In February, the Utah-based company US Critical Materials announced it discovered REE samples with grades exceeding any other domestic source at their Sheep Creek property. “REE grade” refers to the concentration of REEs in a geological deposit or ore body. It is typically expressed as the percentage of the total rock that is made up of the elements. REE grade is essential in evaluating potential mining projects, as it affects the cost and feasibility of extracting and processing the elements. The higher the deposit’s grade, the more economically attractive.
Such a discovery makes sense considering the history and recent investments in the area. The US Geological Survey (USGS) and Montana’s Bureau of Mines and Geology have conducted surveys on the Sheep Creek REE deposit since the 1950s, with further fieldwork in the 1980s. The USGS is planning another survey this summer. According to Montana Public Radio’s John Hooks, geologists and mining experts do not contest the US Critical Material’s findings, though they say further exploration is needed. In its discovery, US Critical Materials found that the deposit contains thirteen of the most essential REEs needed for high-tech products and could help establish a domestic supply chain. Better still, the discovery shows that Sheep Creek has low “waste” mineral levels that must be removed during extraction. This discovery means Sheep Creek could be incredibly efficient for extracting and processing REEs with potentially less environmental risk than other active sites.

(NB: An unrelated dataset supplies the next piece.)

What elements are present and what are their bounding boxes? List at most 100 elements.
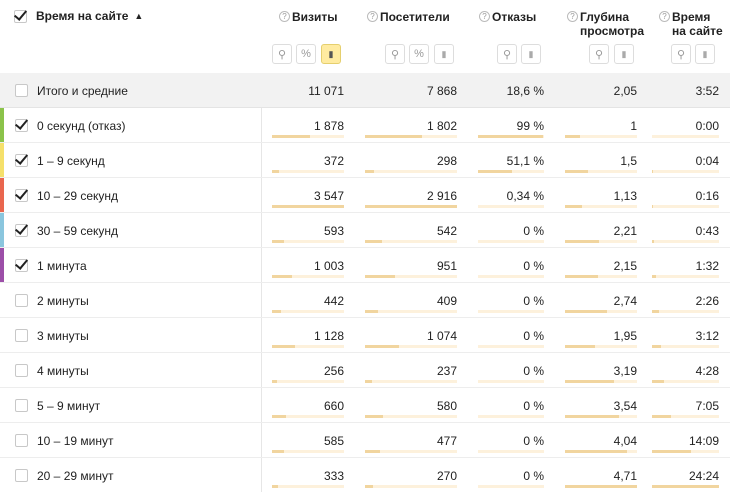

If the deposit’s estimated value is true, it will have serious implications for America’s domestic economy, which has struggled to develop an REE source not subject to the whims of potentially hostile nations. Importantly, the finding could reduce costs for American manufacturers using REEs, while countering the unfair trade practices of the world’s current REE leader: China.
But it isn’t just America which could see major benefits, both Montana and the environment are positioned to be potential beneficiaries. By mining for REEs in a location with greater checks and balances, rather than a totalitarian nation with a track record of being one of the world’s biggest polluters, the environment will no doubt be better off. That’s not to mention the potential economic benefits Montana would receive from the mine and the resources it could provide in helping diversify Montana’s energy portfolio.